Em 2021, com as atividades presenciais retomadas, o projeto se iniciou através da seleção de 76 pacientes que apresentavam queixas há mais de três meses, o que caracteriza a dor crônica. Eles passaram a receber um tratamento direcionado em grupo, a partir dos exercícios específicos. Nos encontros, realizados uma vez por semana, cada usuário passa por duas avaliações - uma no início e outra após um mês de atividade. A execução dos movimentos não deve se limitar às atividades em grupo e por isso os pacientes são estimulados a manter a rotina de exercícios em casa regularmente, a partir das orientações dadas pelo fisioterapeuta.  

Através do whatsapp, os participantes se mantêm integrados e informados sobre as atividades. A manutenção do grupo virtual funciona também como um canal de educação em saúde: se há queixas sobre dores nas costas em atividades como varrer a casa, logo chegam orientações a respeito do modo de assumir uma postura correta nas atividades domésticas.

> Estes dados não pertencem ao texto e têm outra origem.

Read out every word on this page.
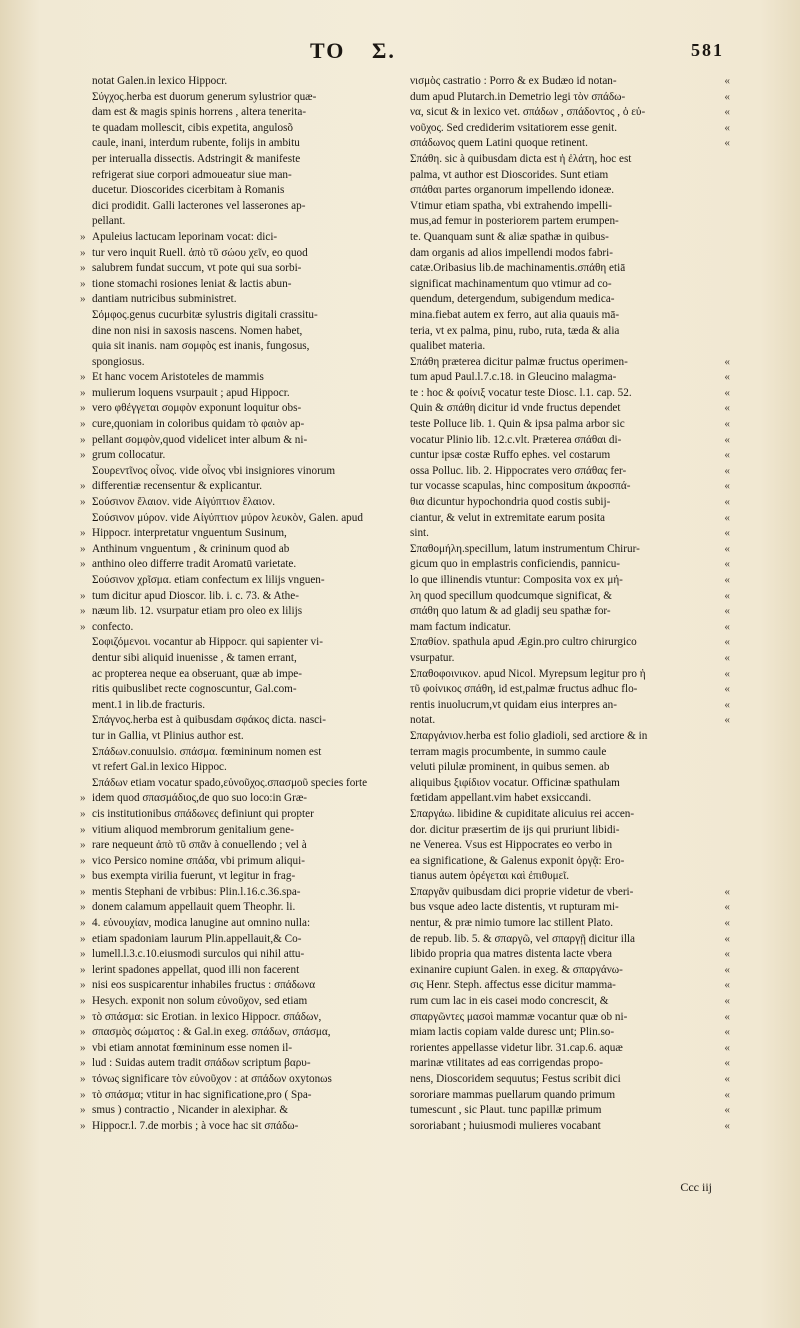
TO Σ.	581
notat Galen.in lexico Hippocr.
Σύγχος.herba est duorum generum sylustrior quæ-
dam est & magis spinis horrens , altera tenerita-
te quadam mollescit, cibis expetita, angulosõ
caule, inani, interdum rubente, folijs in ambitu
per interualla dissectis. Adstringit & manifeste
refrigerat siue corpori admoueatur siue man-
ducetur. Dioscorides cicerbitam à Romanis
dici prodidit. Galli lacterones vel lasserones ap-
pellant.
» Apuleius lactucam leporinam vocat: dici-
» tur vero inquit Ruell. ἀπὸ τῦ σώου χεῖν, eo quod
» salubrem fundat succum, vt pote qui sua sorbi-
» tione stomachi rosiones leniat & lactis abun-
» dantiam nutricibus subministret.
Σόμφος.genus cucurbitæ sylustris digitali crassitu-
dine non nisi in saxosis nascens. Nomen habet,
quia sit inanis. nam σομφὸς est inanis, fungosus,
spongiosus.
» Et hanc vocem Aristoteles de mammis
» mulierum loquens vsurpauit ; apud Hippocr.
» vero φθέγγεται σομφὸν exponunt loquitur obs-
» cure,quoniam in coloribus quidam τὸ φαιὸν ap-
» pellant σομφὸν,quod videlicet inter album & ni-
» grum collocatur.
Σουρεντῖνος οἶνος. vide οἶνος vbi insigniores vinorum
» differentiæ recensentur & explicantur.
» Σούσινον ἔλαιον. vide Αἰγύπτιον ἔλαιον.
Σούσινον μύρον. vide Αἰγύπτιον μύρον λευκὸν, Galen. apud
» Hippocr. interpretatur vnguentum Susinum,
» Anthinum vnguentum , & crininum quod ab
» anthino oleo differre tradit Aromatū varietate.
Σούσινον χρῖσμα. etiam confectum ex lilijs vnguen-
» tum dicitur apud Dioscor. lib. i. c. 73. & Athe-
» næum lib. 12. vsurpatur etiam pro oleo ex lilijs
» confecto.
Σοφιζόμενοι. vocantur ab Hippocr. qui sapienter vi-
dentur sibi aliquid inuenisse , & tamen errant,
ac propterea neque ea obseruant, quæ ab impe-
ritis quibuslibet recte cognoscuntur, Gal.com-
ment.1 in lib.de fracturis.
Σπάγνος.herba est à quibusdam σφάκος dicta. nasci-
tur in Gallia, vt Plinius author est.
Σπάδων.conuulsio. σπάσμα. fœmininum nomen est
vt refert Gal.in lexico Hippoc.
Σπάδων etiam vocatur spado,εὐνοῦχος.σπασμοῦ species forte
» idem quod σπασμάδιος,de quo suo loco:in Græ-
» cis institutionibus σπάδωνες definiunt qui propter
» vitium aliquod membrorum genitalium gene-
» rare nequeunt ἀπὸ τῦ σπᾶν à conuellendo ; vel à
» vico Persico nomine σπάδα, vbi primum aliqui-
» bus exempta virilia fuerunt, vt legitur in frag-
» mentis Stephani de vrbibus: Plin.l.16.c.36.spa-
» donem calamum appellauit quem Theophr. li.
» 4. εὐνουχίαν, modica lanugine aut omnino nulla:
» etiam spadoniam laurum Plin.appellauit,& Co-
» lumell.l.3.c.10.eiusmodi surculos qui nihil attu-
» lerint spadones appellat, quod illi non facerent
» nisi eos suspicarentur inhabiles fructus : σπάδωνα
» Hesych. exponit non solum εὐνοῦχον, sed etiam
» τὸ σπάσμα: sic Erotian. in lexico Hippocr. σπάδων,
» σπασμὸς σώματος : & Gal.in exeg. σπάδων, σπάσμα,
» vbi etiam annotat fœmininum esse nomen il-
» lud : Suidas autem tradit σπάδων scriptum βαρυ-
» τόνως significare τὸν εὐνοῦχον : at σπάδων oxytonωs
» τὸ σπάσμα; vtitur in hac significatione,pro ( Spa-
» smus ) contractio , Nicander in alexiphar. &
» Hippocr.l. 7.de morbis ; à voce hac sit σπάδω-
νισμὸς castratio : Porro & ex Budæo id notan-	«
dum apud Plutarch.in Demetrio legi τὸν σπάδω-	«
να, sicut & in lexico vet. σπάδων , σπάδοντος , ὁ εὐ-	«
νοῦχος. Sed crediderim vsitatiorem esse genit.	«
σπάδωνος quem Latini quoque retinent.	«
Σπάθη. sic à quibusdam dicta est ἡ ἐλάτη, hoc est
palma, vt author est Dioscorides. Sunt etiam
σπάθαι partes organorum impellendo idoneæ.
Vtimur etiam spatha, vbi extrahendo impelli-
mus,ad femur in posteriorem partem erumpen-
te. Quanquam sunt & aliæ spathæ in quibus-
dam organis ad alios impellendi modos fabri-
catæ.Oribasius lib.de machinamentis.σπάθη etiā
significat machinamentum quo vtimur ad co-
quendum, detergendum, subigendum medica-
mina.fiebat autem ex ferro, aut alia quauis mā-
teria, vt ex palma, pinu, rubo, ruta, tæda & alia
qualibet materia.
Σπάθη præterea dicitur palmæ fructus operimen-	«
tum apud Paul.l.7.c.18. in Gleucino malagma-	«
te : hoc & φοίνιξ vocatur teste Diosc. l.1. cap. 52.	«
Quin & σπάθη dicitur id vnde fructus dependet	«
teste Polluce lib. 1. Quin & ipsa palma arbor sic	«
vocatur Plinio lib. 12.c.vlt. Præterea σπάθαι di-	«
cuntur ipsæ costæ Ruffo ephes. vel costarum	«
ossa Polluc. lib. 2. Hippocrates vero σπάθας fer-	«
tur vocasse scapulas, hinc compositum ἀκροσπά-	«
θια dicuntur hypochondria quod costis subij-	«
ciantur, & velut in extremitate earum posita	«
sint.	«
Σπαθομήλη.specillum, latum instrumentum Chirur-	«
gicum quo in emplastris conficiendis, pannicu-	«
lo que illinendis vtuntur: Composita vox ex μή-	«
λη quod specillum quodcumque significat, &	«
σπάθη quo latum & ad gladij seu spathæ for-	«
mam factum indicatur.	«
Σπαθίον. spathula apud Ægin.pro cultro chirurgico	«
vsurpatur.	«
Σπαθοφοινικον. apud Nicol. Myrepsum legitur pro ἡ	«
τῦ φοίνικος σπάθη, id est,palmæ fructus adhuc flo-	«
rentis inuolucrum,vt quidam eius interpres an-	«
notat.	«
Σπαργάνιον.herba est folio gladioli, sed arctiore & in
terram magis procumbente, in summo caule
veluti pilulæ prominent, in quibus semen. ab
aliquibus ξιφίδιον vocatur. Officinæ spathulam
fœtidam appellant.vim habet exsiccandi.
Σπαργάω. libidine & cupiditate alicuius rei accen-
dor. dicitur præsertim de ijs qui pruriunt libidi-
ne Venerea. Vsus est Hippocrates eo verbo in
ea significatione, & Galenus exponit ὀργᾷ: Ero-
tianus autem ὀρέγεται καὶ ἐπιθυμεῖ.
Σπαργᾶν quibusdam dici proprie videtur de vberi-	«
bus vsque adeo lacte distentis, vt rupturam mi-	«
nentur, & præ nimio tumore lac stillent Plato.	«
de repub. lib. 5. & σπαργῶ, vel σπαργῇ dicitur illa	«
libido propria qua matres distenta lacte vbera	«
exinanire cupiunt Galen. in exeg. & σπαργάνω-	«
σις Henr. Steph. affectus esse dicitur mamma-	«
rum cum lac in eis casei modo concrescit, &	«
σπαργῶντες μασοὶ mammæ vocantur quæ ob ni-	«
miam lactis copiam valde duresc unt; Plin.so-	«
rorientes appellasse videtur libr. 31.cap.6. aquæ	«
marinæ vtilitates ad eas corrigendas propo-	«
nens, Dioscoridem sequutus; Festus scribit dici	«
sororiare mammas puellarum quando primum	«
tumescunt , sic Plaut. tunc papillæ primum	«
sororiabant ; huiusmodi mulieres vocabant	«
Ccc iij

A existência do grupo remonta a 2018, quando Pedro Gonçalves ingressou na unidade trazendo a experiência acumulada em Sobradinho, outra Região Administrativa do DF. O diferencial dos encontros pós período agudo da pandemia é o direcionamento do trabalho aos problemas na coluna. “Em Sobradinho, fazíamos exercícios mais gerais com pacientes que apresentavam problemas distindos. Como a equipe de profissionais de Arapoanga é menor, eu foquei no trabalho em grupo dos pacientes com dores crônicas na coluna, que representam a maioria”, relata.

A população estimada de Arapoanga gira em torno de 50 mil habitantes, que recebem atendimento em duas UBS instaladas na região. Para garantir uma estrutura mais adequada ao projeto, a UBS 5 realizou uma parceria com o Lar Fabiano de Cristo, uma ONG que disponibiliza um mini auditório com espelho e tapete de EVA para o atendimento. “A gente sempre busca cuidar dos pacientes de maneira integral na Unidade. Como não temos muitos recursos, espaços disponíveis e equipamentos, tentamos desenvolver parcerias”, conta a farmacêutica que compõe a equipe multiprofissional, Rayane Esteita Bastos Ribeiro.

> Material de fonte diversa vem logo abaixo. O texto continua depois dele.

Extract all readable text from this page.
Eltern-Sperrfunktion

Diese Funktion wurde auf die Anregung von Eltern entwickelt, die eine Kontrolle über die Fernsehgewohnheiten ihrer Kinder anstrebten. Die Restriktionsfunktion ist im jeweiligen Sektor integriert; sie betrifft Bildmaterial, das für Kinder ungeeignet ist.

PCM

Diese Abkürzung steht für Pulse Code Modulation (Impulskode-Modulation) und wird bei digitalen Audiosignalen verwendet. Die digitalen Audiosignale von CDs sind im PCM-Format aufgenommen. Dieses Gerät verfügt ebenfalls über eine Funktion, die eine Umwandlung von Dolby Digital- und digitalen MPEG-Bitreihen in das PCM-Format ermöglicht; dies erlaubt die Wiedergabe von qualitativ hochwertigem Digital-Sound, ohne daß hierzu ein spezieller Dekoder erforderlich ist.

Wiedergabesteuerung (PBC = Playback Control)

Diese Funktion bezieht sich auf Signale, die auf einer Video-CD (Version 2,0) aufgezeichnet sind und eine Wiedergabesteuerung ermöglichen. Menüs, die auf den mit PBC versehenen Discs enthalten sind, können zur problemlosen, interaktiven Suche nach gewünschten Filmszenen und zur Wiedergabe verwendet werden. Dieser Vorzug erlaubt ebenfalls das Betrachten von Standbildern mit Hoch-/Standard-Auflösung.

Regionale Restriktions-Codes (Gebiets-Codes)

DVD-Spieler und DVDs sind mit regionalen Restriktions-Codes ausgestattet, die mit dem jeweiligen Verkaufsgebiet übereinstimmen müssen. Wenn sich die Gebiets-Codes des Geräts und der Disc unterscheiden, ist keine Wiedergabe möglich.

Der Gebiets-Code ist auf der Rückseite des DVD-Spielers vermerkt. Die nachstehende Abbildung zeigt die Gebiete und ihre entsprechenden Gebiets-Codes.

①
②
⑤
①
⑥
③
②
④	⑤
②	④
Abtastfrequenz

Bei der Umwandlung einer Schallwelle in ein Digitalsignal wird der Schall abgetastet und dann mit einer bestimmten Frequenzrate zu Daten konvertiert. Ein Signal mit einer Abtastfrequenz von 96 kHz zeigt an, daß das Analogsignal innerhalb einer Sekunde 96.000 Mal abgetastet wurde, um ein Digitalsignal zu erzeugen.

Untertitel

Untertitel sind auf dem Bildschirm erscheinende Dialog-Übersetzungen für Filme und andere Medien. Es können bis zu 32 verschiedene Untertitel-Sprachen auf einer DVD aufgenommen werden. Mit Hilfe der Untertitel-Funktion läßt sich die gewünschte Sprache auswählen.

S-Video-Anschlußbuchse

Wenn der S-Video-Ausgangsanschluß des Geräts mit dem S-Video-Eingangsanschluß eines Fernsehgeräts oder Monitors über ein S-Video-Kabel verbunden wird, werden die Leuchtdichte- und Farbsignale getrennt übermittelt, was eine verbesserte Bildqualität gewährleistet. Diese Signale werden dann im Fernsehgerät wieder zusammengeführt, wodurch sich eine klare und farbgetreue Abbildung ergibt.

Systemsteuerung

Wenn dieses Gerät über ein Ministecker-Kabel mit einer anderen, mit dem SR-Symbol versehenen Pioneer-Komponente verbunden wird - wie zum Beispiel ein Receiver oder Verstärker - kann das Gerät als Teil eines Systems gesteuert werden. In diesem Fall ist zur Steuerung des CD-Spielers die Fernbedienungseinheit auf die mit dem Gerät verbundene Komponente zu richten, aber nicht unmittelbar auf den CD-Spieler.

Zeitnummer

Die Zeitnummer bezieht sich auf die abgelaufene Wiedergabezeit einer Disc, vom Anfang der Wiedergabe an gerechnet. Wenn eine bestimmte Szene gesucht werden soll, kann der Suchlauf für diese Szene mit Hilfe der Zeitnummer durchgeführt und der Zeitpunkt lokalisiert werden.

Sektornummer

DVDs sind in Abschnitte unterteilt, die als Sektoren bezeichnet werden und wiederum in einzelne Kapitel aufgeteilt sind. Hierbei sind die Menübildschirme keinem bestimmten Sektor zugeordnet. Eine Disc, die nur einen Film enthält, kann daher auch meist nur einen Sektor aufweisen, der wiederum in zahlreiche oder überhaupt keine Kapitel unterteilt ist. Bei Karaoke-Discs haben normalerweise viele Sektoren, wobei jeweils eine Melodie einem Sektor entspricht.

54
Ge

Os indicadores apontam para uma melhora significativa nas queixas de dores por parte dos 24 pacientes que passaram pela segunda avaliação. O desafio é reduzir a evasão, que pode estar relacionada a fatores positivos, como alívio da dor e autonomia daqueles que aprenderam a lidar com suas debilidades, como também negativos, tais quais a falta de disciplina e o uso indiscriminado de medicamentos.

 

Ação multiprofissional

O trabalho na Atenção Básica é eminentemente coletivo. As experiências multiprofissionais mostram que mesmo diante de dificuldades, como o número de equipes reduzidas, há o esforço de cada um para contribuir de acordo com suas capacidades. A farmacêutica Rayane Estelita vê o trabalho de educação permanente como um importante aporte ao projeto. “Em encontros do grupo, eu abordo questões sobre o uso racional de medicamentos e os perigos da automedicação, enquanto a nutricionaista esclarece os usuários sobre a importância da alimentação saudável e sua enorme ação antiinflamatória no corpo”, conta.

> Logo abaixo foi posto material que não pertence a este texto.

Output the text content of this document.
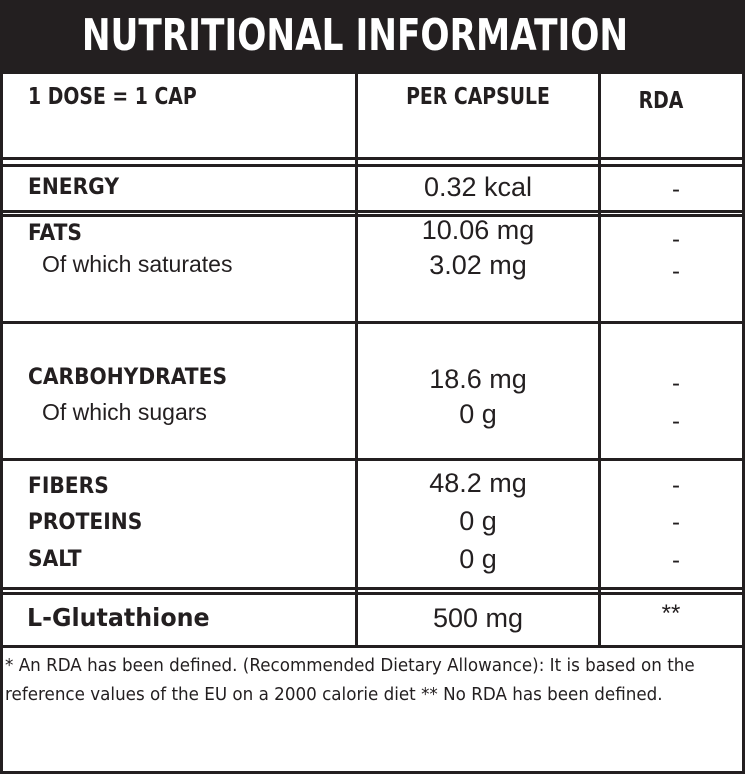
NUTRITIONAL INFORMATION
1 DOSE = 1 CAP	PER CAPSULE	RDA
ENERGY	0.32 kcal	-
FATS	10.06 mg	-
Of which saturates	3.02 mg	-
CARBOHYDRATES	18.6 mg	-
Of which sugars	0 g	-
FIBERS	48.2 mg	-
PROTEINS	0 g	-
SALT	0 g	-
L-Glutathione	500 mg	**
* An RDA has been defined. (Recommended Dietary Allowance): It is based on the reference values of the EU on a 2000 calorie diet ** No RDA has been defined.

A redução do uso de medicamentos foi significativa após o início do projeto. De acordo com Pedro, dos que iniciaram o grupo, 42,1% faziam uso contínuo de remédios para dor. Dos que concluíram o acompanhamento, apenas 20,8% mantiveram o uso de medicamentos continuamente. A fitoterapia também tem sido utilizada como recurso suplementar na redução das dores. A “erva baleeira”, fitoterápico adotado como antiinflamatório de uso tópico, tem sua prescrição direcionada aos pacientes em atendimento com o fisioterapeuta. Rayane e outros dois profissionais da unidade também utilizam a auriculoterapia na redução da dor crônica.

Outra iniciativa multiprofissional está em curso para aumentar a qualidade de vida dos usuários da UBS 5. Um projeto do fisioterapeuta Pedro, com a participação das profissionais de farmácia e nutrição, pretende promover, duas vezes por semana, caminhadas para aproximar e cuidar de forma mais efetiva de pacientes com doenças como hipertensão e diabetes. “As atividades coletivas promovem o vículo entre a comunidade e esse cuidado se estende à população idosa, muitas vezes mais vulnerável e adoecida por permanecer sozinha. Melhorar a socialização é investir na qualidade de vida”, conclui Rayane Bastos.